Dias de luta

Para eles, o MMA não é só um esporte: é também a salvação

Adriano Wilkson e Aiuri Rebello Do UOL, em São Paulo

#MMAsemlei

O MMA não é considerado um esporte pela lei brasileira. Há anos, o Congresso discute uma regulamentação para o esporte de luta mais popular do século 21, mas enquanto isso não acontece, a modalidade vive em um limbo, alheio à legislação.

Durante mais de um mês, o UOL Esporte entrevistou promotores, lutadores, técnicos e jornalistas especializados para criar reportagens sobre o mundo das lutas longe dos holofotes do UFC. A série #MMAsemlei tem quatro capítulos.

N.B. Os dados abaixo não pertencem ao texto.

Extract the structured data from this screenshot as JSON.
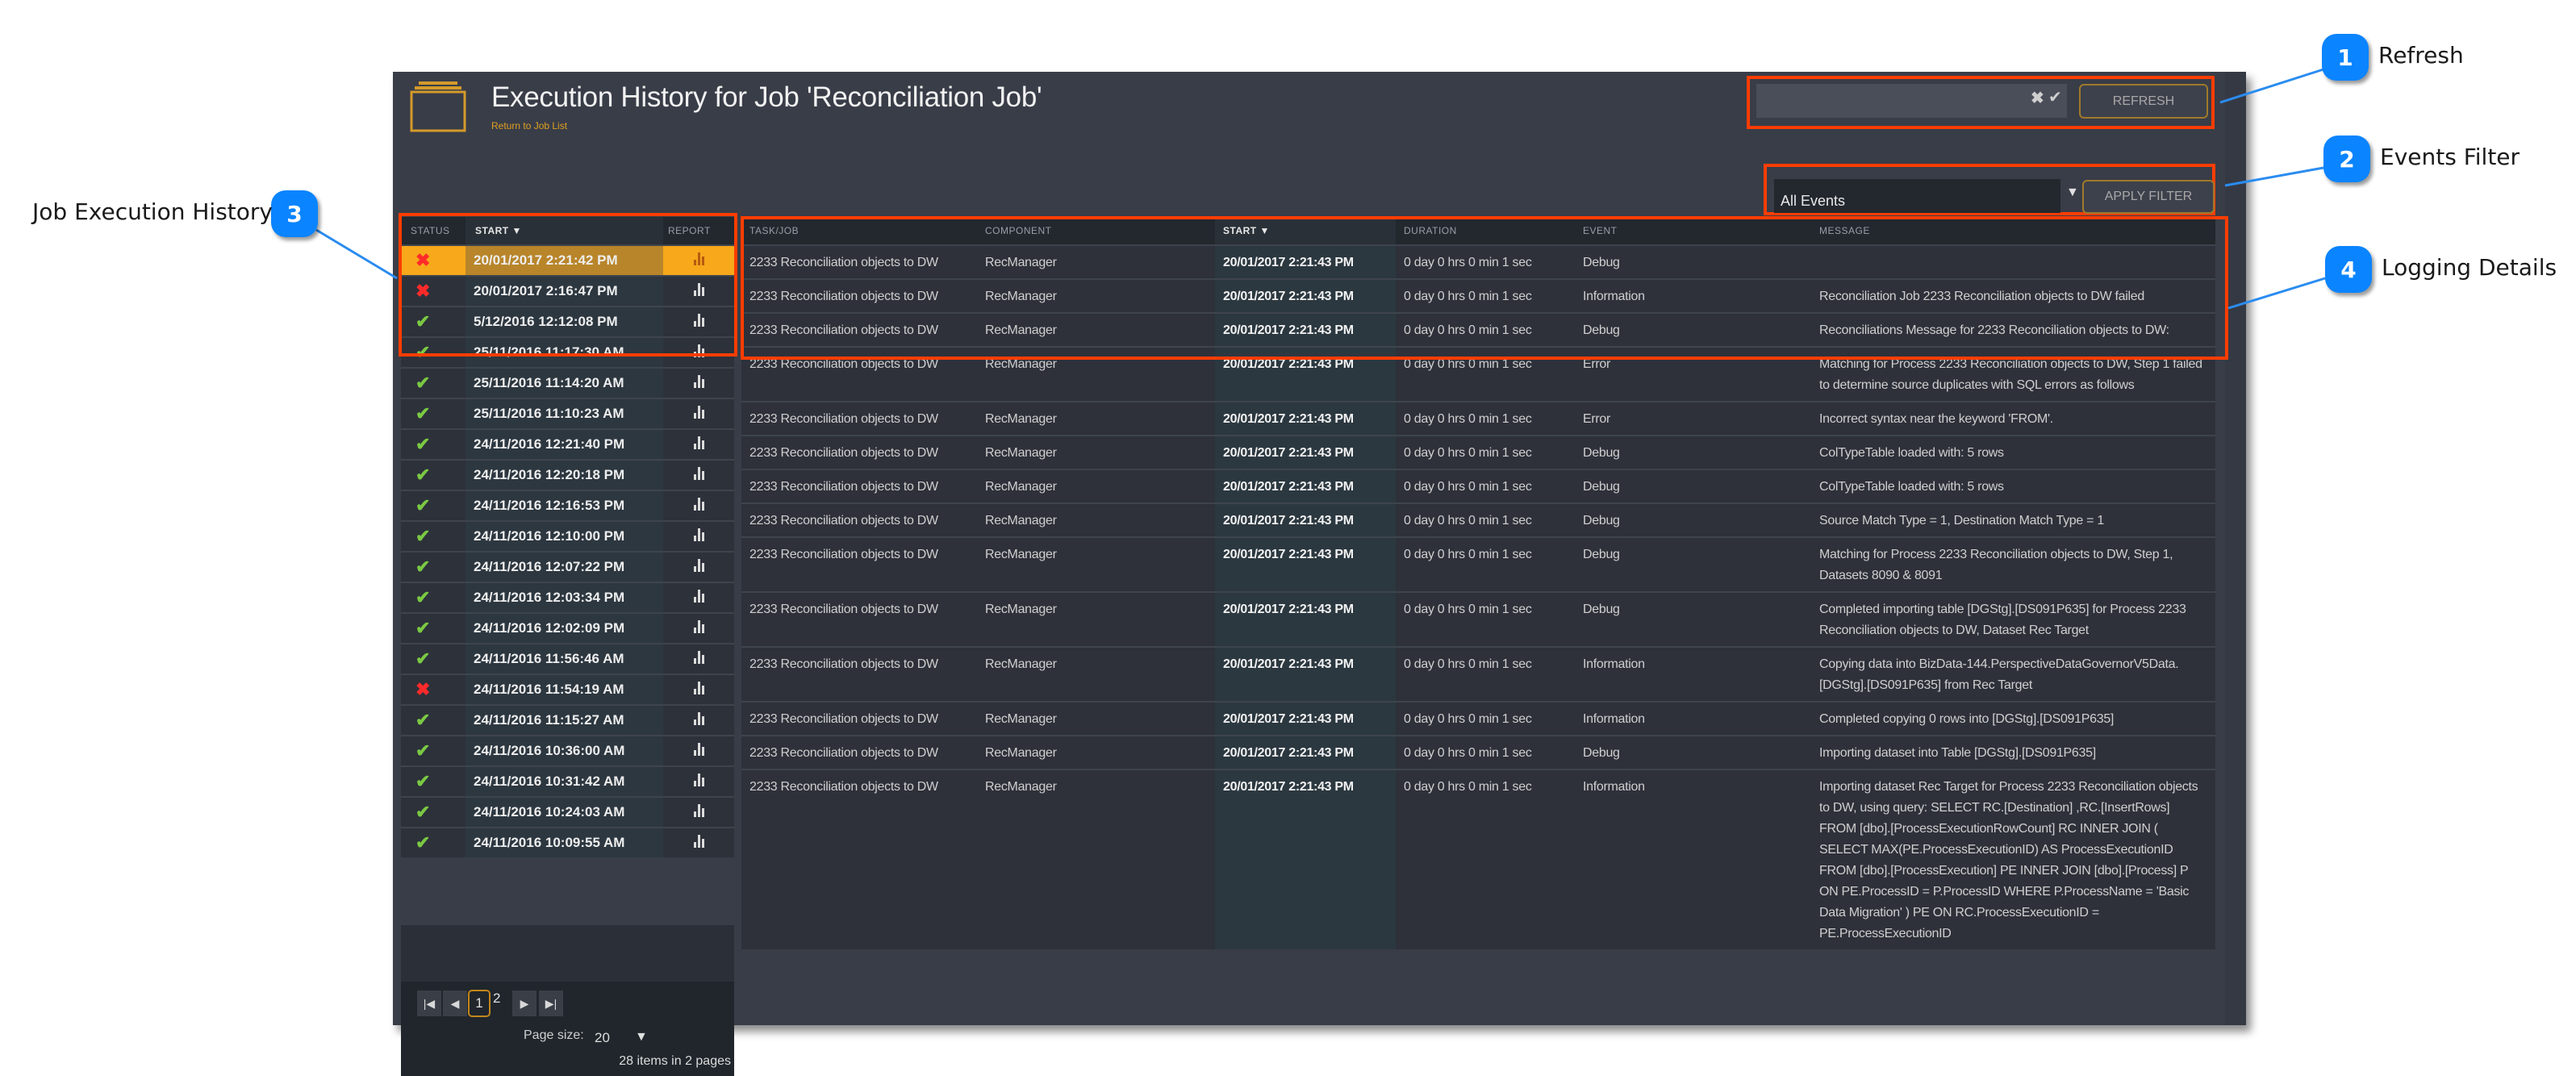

Este é o terceiro, que conta a história de lutadores que sonham sobressair esse mundo. Na primeira parte da série, mostramos como os promotores tentam, a sua maneira, colocar ordem na situação. O segundo é um relato da experiência de um jornalista que nunca treinou e, mesmo assim, foi chamado para subir no octógono. O capítulo final mostra as histórias trágicas de quem se arriscou e pagou caro por isso.

Você está preparado?

Por que vale a pena lutar?

Mais do que por dinheiro, eu luto pela glória de ser respeitado e pelos meus filhos. Quero ser um lutador campeão para que eles se orgulhem de mim e tenham um bom exemplo a seguir na vida quando crescerem

Thiago Tubarão

Thiago Tubarão, 30 anos

Realizei sonhos e conheci lugares e pessoas que nunca teria conhecido. Não me imagino fazendo outra coisa e sempre digo: quem faz o que ama não trabalha. A luta não é um trabalho, é uma paixão de tempo integral

Antônio Geleia

Antônio Geleia, 26 anos

Eu luto por que não quero que meu filho passe pelo que eu passei. Já passei fome, fui menino de rua, tive problemas com drogas e o MMA apareceu na minha vida para me salvar e me dar uma oportunidade de criar minha família

Rodrigo Cabeça

Rodrigo Cabeça, 21 anos

Aiuri Rebello/UOL Aiuri Rebello/UOL

Quem são e o que sonham

Ninguém sabe dizer quantos lutadores de MMA existem no Brasil. Mas por trás desse número desconhecido há histórias que precisam ser contadas.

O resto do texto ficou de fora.